Source: Africa Publicity
Babafemi Ojudu, former senator and ex-presidential adviser, has criticised comparisons between younger Nigerian musicians and Afrobeat pioneer Fela Anikulapo-Kuti, insisting that the late icon’s life, art and legacy remain unmatched.
Ojudu shared his views in a Facebook post on Tuesday while reacting to an ongoing online dispute between Grammy-winning singer Wizkid and Seun Kuti, Fela’s son. The controversy followed reports that Wizkid had described himself as a greater artiste than Fela.
Reacting, Ojudu said he hoped the comment attributed to Wizkid was inaccurate. “Is it true that a Nigerian youngster said he is greater than Fela? I sincerely hope he was misquoted,” he wrote.
The 64-year-old writer and politician argued that no contemporary Nigerian musician could be compared to Fela in terms of artistic depth, courage and historical impact. “Even if he were to live ten lifetimes, his art and his life could not measure up to Fela Anikulapo-Kuti,” Ojudu said.
Questioning the basis for such comparisons, he added: “Is it in art?
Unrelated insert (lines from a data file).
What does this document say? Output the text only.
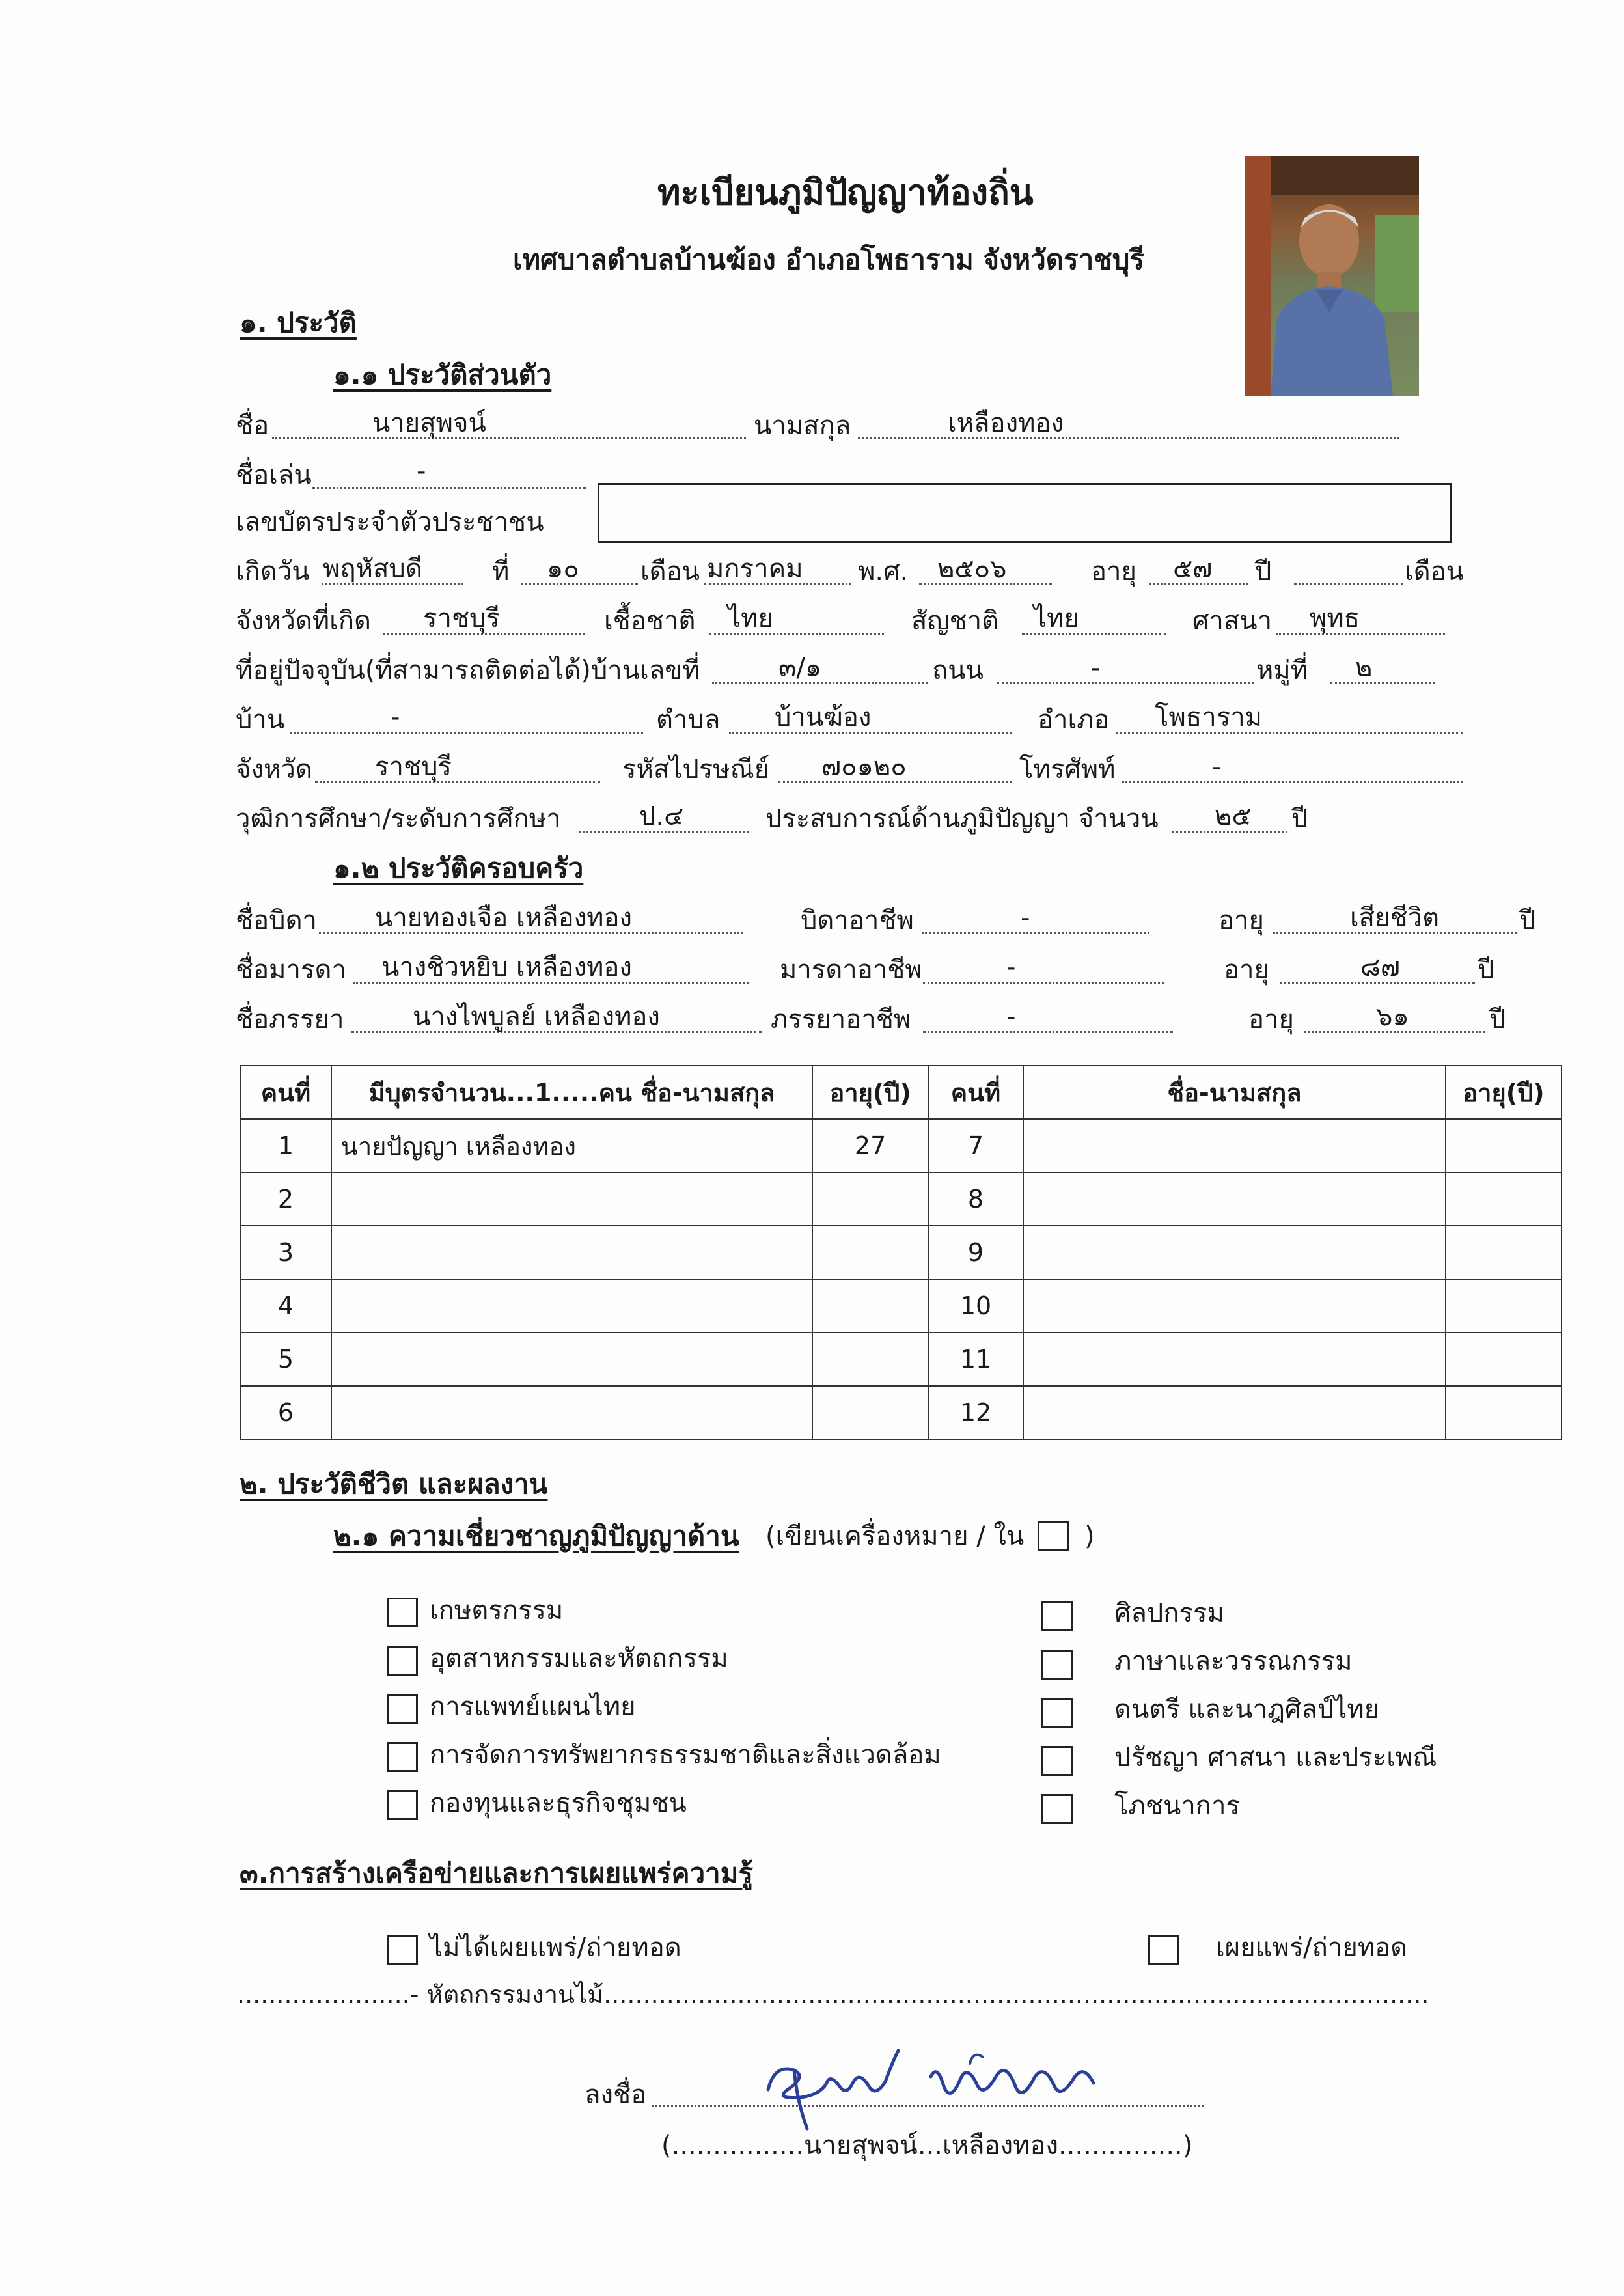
ทะเบียนภูมิปัญญาท้องถิ่น
เทศบาลตำบลบ้านฆ้อง อำเภอโพธาราม จังหวัดราชบุรี
๑. ประวัติ
๑.๑ ประวัติส่วนตัว
ชื่อ	นายสุพจน์	นามสกุล	เหลืองทอง
ชื่อเล่น	-
เลขบัตรประจำตัวประชาชน
เกิดวัน พฤหัสบดี	ที่ ๑๐ เดือน มกราคม พ.ศ. ๒๕๐๖	อายุ ๕๗ ปี	เดือน
จังหวัดที่เกิด ราชบุรี	เชื้อชาติ ไทย	สัญชาติ ไทย	ศาสนา พุทธ
ที่อยู่ปัจจุบัน(ที่สามารถติดต่อได้)บ้านเลขที่	๓/๑	ถนน	-	หมู่ที่ ๒
บ้าน	-	ตำบล บ้านฆ้อง	อำเภอ โพธาราม
จังหวัด ราชบุรี	รหัสไปรษณีย์ ๗๐๑๒๐	โทรศัพท์	-
วุฒิการศึกษา/ระดับการศึกษา	ป.๔	ประสบการณ์ด้านภูมิปัญญา จำนวน ๒๕ ปี
๑.๒ ประวัติครอบครัว
ชื่อบิดา นายทองเจือ เหลืองทอง	บิดาอาชีพ	-	อายุ	เสียชีวิต	ปี
ชื่อมารดา นางชิวหยิบ เหลืองทอง	มารดาอาชีพ	-	อายุ	๘๗	ปี
ชื่อภรรยา	นางไพบูลย์ เหลืองทอง	ภรรยาอาชีพ	-	อายุ	๖๑	ปี
คนที่	มีบุตรจำนวน...1.....คน ชื่อ-นามสกุล	อายุ(ปี)	คนที่	ชื่อ-นามสกุล	อายุ(ปี)
1	นายปัญญา เหลืองทอง	27	7		
2			8		
3			9		
4			10		
5			11		
6			12		
๒. ประวัติชีวิต และผลงาน
๒.๑ ความเชี่ยวชาญภูมิปัญญาด้าน (เขียนเครื่องหมาย / ใน )
เกษตรกรรม
อุตสาหกรรมและหัตถกรรม
การแพทย์แผนไทย
การจัดการทรัพยากรธรรมชาติและสิ่งแวดล้อม
กองทุนและธุรกิจชุมชน
ศิลปกรรม
ภาษาและวรรณกรรม
ดนตรี และนาฎศิลป์ไทย
ปรัชญา ศาสนา และประเพณี
โภชนาการ
๓.การสร้างเครือข่ายและการเผยแพร่ความรู้
ไม่ได้เผยแพร่/ถ่ายทอด	เผยแพร่/ถ่ายทอด
......................- หัตถกรรมงานไม้.........................................................................................................
ลงชื่อ
(................นายสุพจน์...เหลืองทอง...............)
Is it in music? Is it in activism, courage, or originality?”
Ojudu described Fela as more than a musician, portraying him as a cultural force whose influence transcended entertainment.
“Fela was not just a musician; he was a movement, a conscience, a revolution in human form,” he wrote, noting that the Afrobeat genre founded by Fela is now studied in universities worldwide and embraced on major global stages.
He also highlighted Fela’s political activism and resistance to military rule, recalling the personal cost he paid for challenging oppression. “He used his music as a weapon against injustice, corruption, colonial mentality, and state violence,” Ojudu said, adding that Fela was “arrested over 200 times, brutalized, imprisoned, tortured, exiled, and silenced—yet never broken.”
Ojudu referenced the 1977 military raid on Fela’s Kalakuta Republic and the death of his mother, Funmilayo Ransome-Kuti, saying: “His mother was murdered by the state. His house, the Kalakuta Republic, was burned to the ground… Yet, after every assault, Fela returned with sharper lyrics, deeper rhythms, and more defiant truth.”
He argued that anyone seeking to compare themselves to Fela must first endure similar sacrifices. “For any young person—musician or not—to compare himself to Fela, he must first walk the corridors of Nigerian jailhouses… He must lose everything, go into exile, and still return with his creative spirit intact,” Ojudu wrote.
Describing Fela’s musical genius, Ojudu said the late icon was “a multi-instrumentalist, a composer, bandleader, philosopher, and cultural theorist,” whose long, complex compositions fused jazz, highlife, funk, Yoruba rhythms and political poetry into a timeless sound.
Ojudu concluded by dismissing the comparison and questioning the resolve of modern artistes in the face of state power. “So, whoever this fellow is—if he indeed made such a claim—should simply be ignored,” he said, adding that such a person “may be one of those who would flee the country the moment the police knock once on his car window in Ojuelegba.”
In a closing tribute, Ojudu wrote: “Fela did not run. Fela stood. Fela fought. And Fela remains immortal. Anikulapo—the man who carried death in his pouch.”